All of these questions are best answered statistically over many races, and insights into these events could never happen if the only feedback runners received were their finish times (and particularly if only the final runner’s time!).
Fortunately, for all the attribution challenges of hospital medicine, a kaleidoscope of data forms a treasure trove for the data scientist and a well of learning potential for hospitalist groups dedicated to taking their craft to the next level. And, again, contrary to some popular wisdom, many of the most transformation learnings can only occur after the events in question, in the context of peers over many cases, and away from the point of care. Perhaps even entirely off shift.
Consider a hospitalist group where three physicians have higher O-E multi-provider influence-adjusted LOS than their peers. How might we further help them? Well, somewhere on the backend, algorithms have determined that over the same time period, Dr. X ordered palliative care consults about half as often for end-stage patients as did his peers, including five non-consults this last month associated with off-target stays. Dr. Y has a pattern of particularly low discharge efficiency (i.e., discharges per days attended) for heart failure cases, with case examples provided from three recent longer stays where they were attending yet ultimately handed off. And just as Dr. Z receives an insight on a pattern of ordering OT and PT consults later than her peers, she notices a peer, Dr. A, orders them quickest, and has one of the best O-Es of the group. She finds time in the breakroom to trade notes.

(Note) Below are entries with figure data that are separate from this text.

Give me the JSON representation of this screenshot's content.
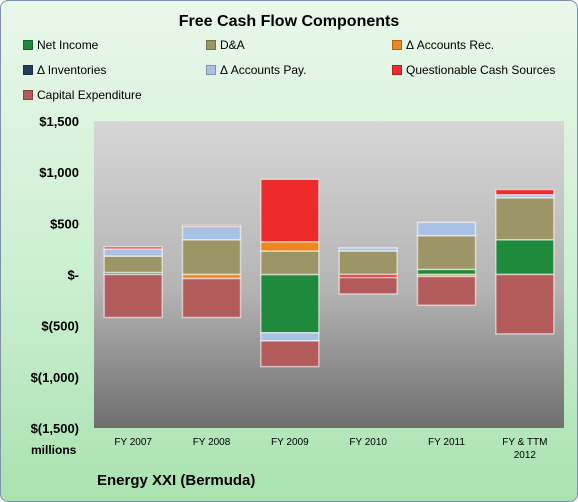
{
  "chart_data": {
    "type": "bar",
    "title": "Free Cash Flow Components",
    "unit_label": "millions",
    "company": "Energy XXI (Bermuda)",
    "categories": [
      "FY 2007",
      "FY 2008",
      "FY 2009",
      "FY 2010",
      "FY 2011",
      "FY & TTM 2012"
    ],
    "y_ticks": [
      "$1,500",
      "$1,000",
      "$500",
      "$-",
      "$(500)",
      "$(1,000)",
      "$(1,500)"
    ],
    "ylim": [
      -1500,
      1500
    ],
    "grid": false,
    "legend_position": "top",
    "series": [
      {
        "name": "Net Income",
        "color": "#1f8a3c",
        "values": [
          20,
          0,
          -570,
          0,
          50,
          340
        ]
      },
      {
        "name": "D&A",
        "color": "#9c9566",
        "values": [
          160,
          340,
          230,
          230,
          330,
          410
        ]
      },
      {
        "name": "Δ Accounts Rec.",
        "color": "#f0871e",
        "values": [
          0,
          -40,
          90,
          0,
          -20,
          0
        ]
      },
      {
        "name": "Δ Inventories",
        "color": "#243e58",
        "values": [
          0,
          0,
          0,
          0,
          0,
          0
        ]
      },
      {
        "name": "Δ Accounts Pay.",
        "color": "#a8c2e6",
        "values": [
          70,
          130,
          -80,
          30,
          130,
          30
        ]
      },
      {
        "name": "Questionable Cash Sources",
        "color": "#ee2a2a",
        "values": [
          20,
          10,
          610,
          -30,
          0,
          50
        ]
      },
      {
        "name": "Capital Expenditure",
        "color": "#b35a5a",
        "values": [
          -420,
          -380,
          -250,
          -160,
          -280,
          -580
        ]
      }
    ]
  }
}
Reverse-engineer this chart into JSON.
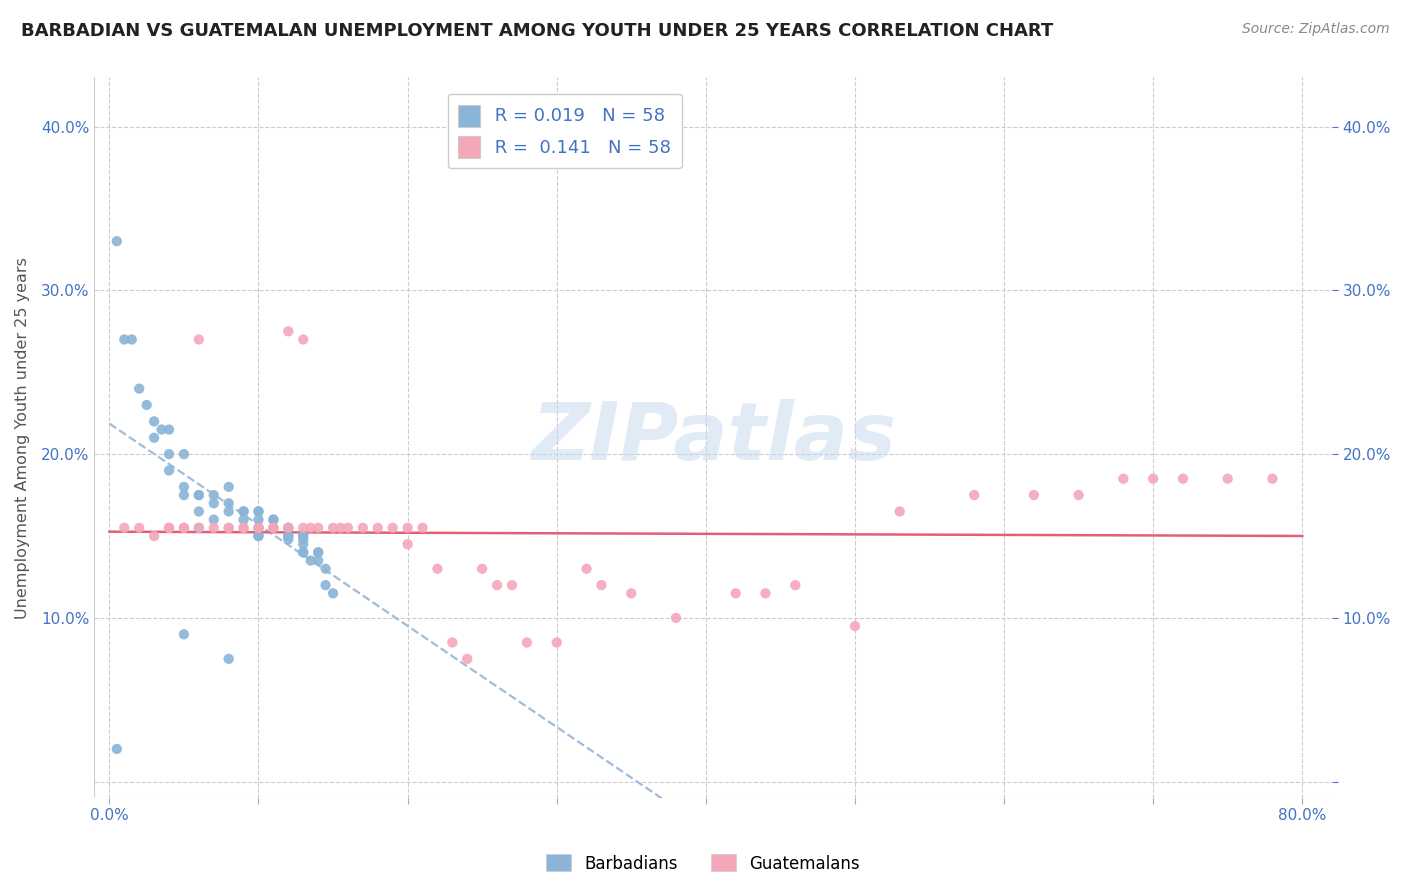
{
  "title": "BARBADIAN VS GUATEMALAN UNEMPLOYMENT AMONG YOUTH UNDER 25 YEARS CORRELATION CHART",
  "source": "Source: ZipAtlas.com",
  "ylabel": "Unemployment Among Youth under 25 years",
  "xlim": [
    -0.01,
    0.82
  ],
  "ylim": [
    -0.01,
    0.43
  ],
  "xticks": [
    0.0,
    0.1,
    0.2,
    0.3,
    0.4,
    0.5,
    0.6,
    0.7,
    0.8
  ],
  "xticklabels_show": [
    "0.0%",
    "",
    "",
    "",
    "",
    "",
    "",
    "",
    "80.0%"
  ],
  "yticks": [
    0.0,
    0.1,
    0.2,
    0.3,
    0.4
  ],
  "yticklabels_left": [
    "",
    "10.0%",
    "20.0%",
    "30.0%",
    "40.0%"
  ],
  "yticklabels_right": [
    "",
    "10.0%",
    "20.0%",
    "30.0%",
    "40.0%"
  ],
  "legend_R_blue": "0.019",
  "legend_N_blue": "58",
  "legend_R_pink": "0.141",
  "legend_N_pink": "58",
  "blue_color": "#8ab4d8",
  "pink_color": "#f4a7b9",
  "blue_line_color": "#a0bcd8",
  "pink_line_color": "#e0607a",
  "watermark": "ZIPatlas",
  "watermark_color": "#c5d8ed",
  "blue_scatter_x": [
    0.005,
    0.01,
    0.015,
    0.02,
    0.025,
    0.03,
    0.03,
    0.035,
    0.04,
    0.04,
    0.04,
    0.05,
    0.05,
    0.05,
    0.06,
    0.06,
    0.06,
    0.06,
    0.07,
    0.07,
    0.07,
    0.08,
    0.08,
    0.08,
    0.09,
    0.09,
    0.09,
    0.1,
    0.1,
    0.1,
    0.1,
    0.1,
    0.1,
    0.1,
    0.11,
    0.11,
    0.11,
    0.12,
    0.12,
    0.12,
    0.12,
    0.12,
    0.13,
    0.13,
    0.13,
    0.13,
    0.13,
    0.13,
    0.135,
    0.14,
    0.14,
    0.14,
    0.145,
    0.145,
    0.15,
    0.05,
    0.08,
    0.005
  ],
  "blue_scatter_y": [
    0.33,
    0.27,
    0.27,
    0.24,
    0.23,
    0.22,
    0.21,
    0.215,
    0.215,
    0.2,
    0.19,
    0.2,
    0.18,
    0.175,
    0.175,
    0.175,
    0.165,
    0.155,
    0.175,
    0.17,
    0.16,
    0.18,
    0.17,
    0.165,
    0.165,
    0.165,
    0.16,
    0.165,
    0.165,
    0.16,
    0.155,
    0.155,
    0.15,
    0.15,
    0.16,
    0.16,
    0.155,
    0.155,
    0.155,
    0.15,
    0.15,
    0.148,
    0.15,
    0.15,
    0.148,
    0.145,
    0.14,
    0.14,
    0.135,
    0.14,
    0.14,
    0.135,
    0.13,
    0.12,
    0.115,
    0.09,
    0.075,
    0.02
  ],
  "pink_scatter_x": [
    0.01,
    0.02,
    0.03,
    0.04,
    0.04,
    0.05,
    0.05,
    0.06,
    0.06,
    0.07,
    0.08,
    0.08,
    0.09,
    0.09,
    0.1,
    0.1,
    0.11,
    0.11,
    0.12,
    0.12,
    0.13,
    0.13,
    0.135,
    0.14,
    0.15,
    0.155,
    0.16,
    0.17,
    0.18,
    0.19,
    0.2,
    0.2,
    0.21,
    0.22,
    0.23,
    0.24,
    0.25,
    0.26,
    0.27,
    0.28,
    0.3,
    0.32,
    0.33,
    0.35,
    0.38,
    0.42,
    0.44,
    0.46,
    0.5,
    0.53,
    0.58,
    0.62,
    0.65,
    0.68,
    0.7,
    0.72,
    0.75,
    0.78
  ],
  "pink_scatter_y": [
    0.155,
    0.155,
    0.15,
    0.155,
    0.155,
    0.155,
    0.155,
    0.155,
    0.27,
    0.155,
    0.155,
    0.155,
    0.155,
    0.155,
    0.155,
    0.155,
    0.155,
    0.155,
    0.155,
    0.275,
    0.155,
    0.27,
    0.155,
    0.155,
    0.155,
    0.155,
    0.155,
    0.155,
    0.155,
    0.155,
    0.145,
    0.155,
    0.155,
    0.13,
    0.085,
    0.075,
    0.13,
    0.12,
    0.12,
    0.085,
    0.085,
    0.13,
    0.12,
    0.115,
    0.1,
    0.115,
    0.115,
    0.12,
    0.095,
    0.165,
    0.175,
    0.175,
    0.175,
    0.185,
    0.185,
    0.185,
    0.185,
    0.185
  ]
}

Within the EHR hides precious and precise clinical data about variation in clinical practice patterns, as owned by individual providers, and potential length of stay impact. From both hospitals’ and clinicians’ perspective, the potential opportunity owned by clinicians may be a minority of the whole, yet it is very real. When data is properly broken down and transformed into transparent, reliable, and action-level feedback, clinicians are empowered to play their part in evolving their practice patterns that most influence length of stay.
“I want to reduce length of stay... but what can I do differently?” With the right data and the right transparency, we can invite clinicians to look closer and see.